Cette initiative s’inscrit dans le cadre de la 64ᵉ édition de la Journée internationale de la femme africaine (JIFA), placée sous le thème national : « Femmes entrepreneures togolaises : lever les barrières et accroître les opportunités ». A travers ces actions, la fondation AEA entend valoriser le potentiel entrepreneurial des femmes du périmètre rizicole de Djagblé et Abobo, tout en renforçant leur résilience et leur dynamisme économique.
Ces activités conduites par la présidente de la fondation AEA, Marie-Joe Trenou, l’initiative ont mobilisé 58 femmes membres de l’Union des coopératives pour la gestion du périmètre Djagblé-Abobo (UCGP-D-A). Elles ont également enregistré la participation des autorités traditionnelles et administratives ainsi que des partenaires techniques et financiers engagés dans la promotion agricole et le développement du capital humain.
Les membres de la fondation AEA et les autorités locales ont effectué une immersion dans les rizières du périmètre Djagblé-Abobo. Ils ont suivi les différentes étapes du processus de production du riz, depuis la mise en terre des semences jusqu’à la transformation du produit.

A l’issue de la visite, la présidente du groupement féminin des productrices de riz de Djagblé, Mme Agou Hélène, a exposé les difficultés rencontrées par les femmes, notamment le manque d’équipements modernes de production et l’insuffisance de débouchés commerciaux. « Nous faisons tout à la main ici et cela nous retarde dans plusieurs domaines. Notre souhait est que nos partenaires nous appuient avec des équipements modernes de production. Le peu que nous faisons avec la main manque aussi de marché. Trouvez-nous des acheteurs », a-t-elle déclaré.
Le coordonnateur du projet d’autonomisation de la femme rurale au Togo, Adika Yawo, a souligné que le thème de cette édition de la JIFA s’inscrit dans la vision des autorités visant à lever les obstacles qui maintiennent encore les femmes dans des rôles secondaires, afin de leur offrir davantage d’opportunités d’épanouissement, de réalisation personnelle et d’inclusion sociale et économique. Il a précisé que le choix de la fondation AEA d’offrir aux femmes de Djagblé des formations en développement personnel, en leadership et en gestion financière répond à cette dynamique d’autonomisation. Pour la fondation, l’éducation à la finance inclusive constitue un outil indispensable pour améliorer la rentabilité des activités menées quotidiennement par ces femmes, a indiqué M. Adika.

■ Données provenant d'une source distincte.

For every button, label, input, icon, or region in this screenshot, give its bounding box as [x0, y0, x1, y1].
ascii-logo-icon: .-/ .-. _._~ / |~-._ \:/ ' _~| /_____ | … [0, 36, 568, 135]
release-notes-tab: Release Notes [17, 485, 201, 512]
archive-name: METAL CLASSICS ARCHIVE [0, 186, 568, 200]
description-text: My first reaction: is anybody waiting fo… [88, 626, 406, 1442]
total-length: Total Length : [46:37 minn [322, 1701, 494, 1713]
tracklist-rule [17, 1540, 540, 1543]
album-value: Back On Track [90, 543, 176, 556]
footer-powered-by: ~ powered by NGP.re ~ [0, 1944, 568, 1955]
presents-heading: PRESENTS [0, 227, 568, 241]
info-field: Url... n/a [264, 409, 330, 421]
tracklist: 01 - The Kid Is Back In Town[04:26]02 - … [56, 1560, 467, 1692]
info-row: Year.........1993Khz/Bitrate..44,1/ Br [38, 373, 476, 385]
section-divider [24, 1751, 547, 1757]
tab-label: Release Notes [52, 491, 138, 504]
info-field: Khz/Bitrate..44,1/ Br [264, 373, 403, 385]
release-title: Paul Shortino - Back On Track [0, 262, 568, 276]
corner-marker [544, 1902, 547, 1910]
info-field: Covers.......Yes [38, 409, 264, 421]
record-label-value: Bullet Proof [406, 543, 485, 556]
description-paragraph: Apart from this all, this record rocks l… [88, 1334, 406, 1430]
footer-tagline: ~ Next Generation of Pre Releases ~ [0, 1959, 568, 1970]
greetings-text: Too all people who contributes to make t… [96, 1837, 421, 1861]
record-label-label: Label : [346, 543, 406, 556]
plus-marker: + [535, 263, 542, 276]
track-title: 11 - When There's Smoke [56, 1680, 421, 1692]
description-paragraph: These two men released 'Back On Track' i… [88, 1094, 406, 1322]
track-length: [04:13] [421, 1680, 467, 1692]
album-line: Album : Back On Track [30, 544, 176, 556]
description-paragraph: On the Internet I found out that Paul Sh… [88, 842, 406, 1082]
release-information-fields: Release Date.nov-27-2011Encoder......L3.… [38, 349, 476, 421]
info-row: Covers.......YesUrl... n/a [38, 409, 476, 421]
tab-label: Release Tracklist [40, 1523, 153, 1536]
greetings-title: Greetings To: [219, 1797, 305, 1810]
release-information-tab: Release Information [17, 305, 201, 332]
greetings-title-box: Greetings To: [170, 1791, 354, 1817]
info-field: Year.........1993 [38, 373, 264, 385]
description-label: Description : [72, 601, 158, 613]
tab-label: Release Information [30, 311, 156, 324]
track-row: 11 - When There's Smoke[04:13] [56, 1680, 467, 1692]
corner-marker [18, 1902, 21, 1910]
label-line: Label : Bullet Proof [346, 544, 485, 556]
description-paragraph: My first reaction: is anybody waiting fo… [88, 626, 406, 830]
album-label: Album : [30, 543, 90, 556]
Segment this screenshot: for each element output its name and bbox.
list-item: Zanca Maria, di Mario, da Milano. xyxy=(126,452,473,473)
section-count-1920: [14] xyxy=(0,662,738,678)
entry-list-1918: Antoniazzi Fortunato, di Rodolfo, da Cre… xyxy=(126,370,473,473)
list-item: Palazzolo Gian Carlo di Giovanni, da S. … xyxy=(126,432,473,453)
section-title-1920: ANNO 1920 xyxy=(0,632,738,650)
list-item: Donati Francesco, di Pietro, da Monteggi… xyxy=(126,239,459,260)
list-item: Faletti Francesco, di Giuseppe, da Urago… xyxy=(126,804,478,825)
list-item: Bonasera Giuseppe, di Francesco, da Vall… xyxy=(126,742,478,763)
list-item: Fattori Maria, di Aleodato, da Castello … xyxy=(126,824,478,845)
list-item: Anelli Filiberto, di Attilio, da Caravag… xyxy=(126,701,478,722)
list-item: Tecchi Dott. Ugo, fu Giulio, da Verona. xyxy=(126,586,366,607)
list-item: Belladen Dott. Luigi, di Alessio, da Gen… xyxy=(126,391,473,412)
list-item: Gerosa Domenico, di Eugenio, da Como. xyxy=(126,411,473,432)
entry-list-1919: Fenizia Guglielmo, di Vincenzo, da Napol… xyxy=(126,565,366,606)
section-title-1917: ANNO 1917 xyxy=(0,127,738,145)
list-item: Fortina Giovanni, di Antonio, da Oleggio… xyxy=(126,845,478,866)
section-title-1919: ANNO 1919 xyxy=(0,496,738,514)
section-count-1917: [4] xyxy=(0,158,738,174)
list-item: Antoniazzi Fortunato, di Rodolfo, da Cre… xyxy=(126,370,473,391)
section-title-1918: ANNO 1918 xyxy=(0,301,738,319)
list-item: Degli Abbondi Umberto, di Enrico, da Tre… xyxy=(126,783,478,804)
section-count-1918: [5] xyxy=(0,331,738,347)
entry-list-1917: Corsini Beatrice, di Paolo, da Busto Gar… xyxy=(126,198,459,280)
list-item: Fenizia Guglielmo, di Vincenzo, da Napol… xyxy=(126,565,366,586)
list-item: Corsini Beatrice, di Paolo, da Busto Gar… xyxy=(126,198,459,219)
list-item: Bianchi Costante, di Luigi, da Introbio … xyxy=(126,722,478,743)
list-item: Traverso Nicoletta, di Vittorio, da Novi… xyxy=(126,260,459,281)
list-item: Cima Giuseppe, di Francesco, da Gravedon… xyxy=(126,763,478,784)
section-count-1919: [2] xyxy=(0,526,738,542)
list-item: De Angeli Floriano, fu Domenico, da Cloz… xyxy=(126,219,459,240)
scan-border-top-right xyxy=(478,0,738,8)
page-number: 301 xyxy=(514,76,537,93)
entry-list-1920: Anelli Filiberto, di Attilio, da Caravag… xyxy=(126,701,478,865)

« Ces femmes sont les symboles de la résilience. La femme africaine souffre trop, première à se lever et dernière à se coucher. Cette journée leur est dédiée pour valoriser leur engagement quotidien dans la gestion de leur famille et de leurs activités génératrices de revenus », a indiqué Frank Aridja, vice-présidente de la fondation AEA. Elle a encouragé les bénéficiaires à mettre à profit les connaissances acquises au cours des formations afin de renforcer leurs activités économiques.
Dans le cadre de cet accompagnement, la présidente de la fondation AEA, Marie-Joe Trenou, a remis un chèque de deux millions de francs CFA aux femmes de l’UCGP-D-A pour soutenir leurs activités de production de riz. Cet appui traduit la mise en œuvre de la devise de la fondation : « Honorer, Accompagner, Transformer ».
Depuis près d’une décennie, la fondation AEA déploie des programmes à fort impact social en faveur des femmes engagées dans des initiatives de développement au service de leurs communautés.